— Вы можете рассказать нам, что там было?
— Как вы спаслись?
— Как вы выжили?
— Это ты его убила, Лара?
— Что он с вами делал?
Репортеры, вспышки фотоаппаратов, люди повсюду.
Я замираю, ноги словно примерзли к земле, отказываясь двигаться. Ноа тянет меня за руку, другой рукой расталкивая толпу репортеров, ожидающих нас у выхода из больницы.
Прошла неделя. За это время наши раны подлечили, нас миллион раз допросила полиция, и мы с Ноа часто приходили друг к другу в палаты, разговаривая о будущем. Мы решили жить вместе в его квартире. Ни я, ни он даже думать не могли о том, чтобы расстаться снова.
Теперь мы держимся за руки и пробираемся через толпу репортеров, требующих подробностей. Они, без сомнения, ждали, когда мы выйдем, чтобы получить ответы на свои вопросы.

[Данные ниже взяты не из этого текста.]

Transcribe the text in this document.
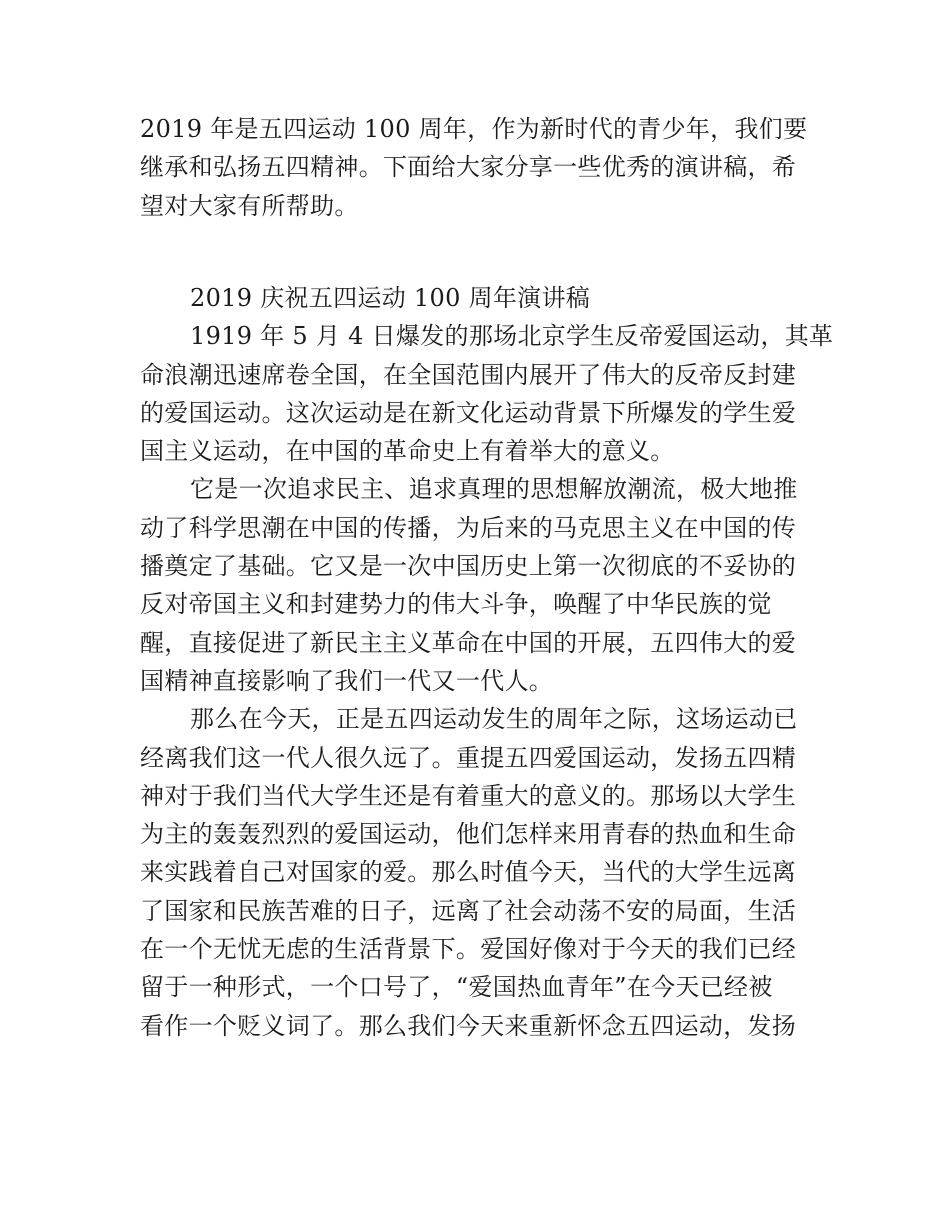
2019 年是五四运动 100 周年，作为新时代的青少年，我们要
继承和弘扬五四精神。下面给大家分享一些优秀的演讲稿，希
望对大家有所帮助。
2019 庆祝五四运动 100 周年演讲稿
1919 年 5 月 4 日爆发的那场北京学生反帝爱国运动，其革
命浪潮迅速席卷全国，在全国范围内展开了伟大的反帝反封建
的爱国运动。这次运动是在新文化运动背景下所爆发的学生爱
国主义运动，在中国的革命史上有着举大的意义。
它是一次追求民主、追求真理的思想解放潮流，极大地推
动了科学思潮在中国的传播，为后来的马克思主义在中国的传
播奠定了基础。它又是一次中国历史上第一次彻底的不妥协的
反对帝国主义和封建势力的伟大斗争，唤醒了中华民族的觉
醒，直接促进了新民主主义革命在中国的开展，五四伟大的爱
国精神直接影响了我们一代又一代人。
那么在今天，正是五四运动发生的周年之际，这场运动已
经离我们这一代人很久远了。重提五四爱国运动，发扬五四精
神对于我们当代大学生还是有着重大的意义的。那场以大学生
为主的轰轰烈烈的爱国运动，他们怎样来用青春的热血和生命
来实践着自己对国家的爱。那么时值今天，当代的大学生远离
了国家和民族苦难的日子，远离了社会动荡不安的局面，生活
在一个无忧无虑的生活背景下。爱国好像对于今天的我们已经
留于一种形式，一个口号了，“爱国热血青年”在今天已经被
看作一个贬义词了。那么我们今天来重新怀念五四运动，发扬
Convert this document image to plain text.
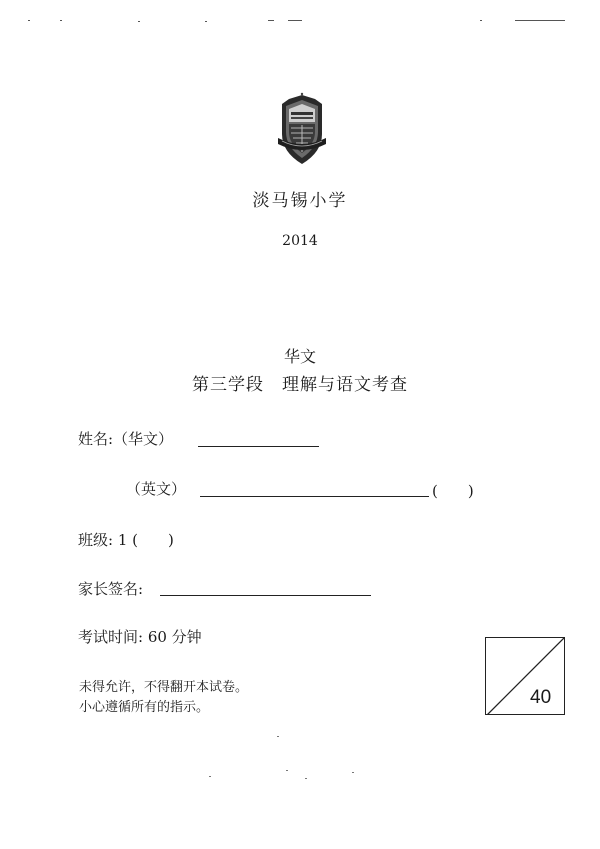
淡马锡小学
2014
华文
第三学段　理解与语文考查
姓名:（华文）
（英文）	(　　)
班级: 1 (　　)
家长签名:
考试时间: 60 分钟
未得允许，不得翻开本试卷。
小心遵循所有的指示。	40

— Без комментариев, — рычит Ноа, проталкиваясь вперед к ожидающей нас машине.
Из нее выходит мой папа, открывает дверцу и помогает мне сесть в машину. Ноа забирается на переднее сиденье, и мы уезжаем.
Мое сердце колотится, я опускаю голову на руки и пытаюсь выровнять дыхание.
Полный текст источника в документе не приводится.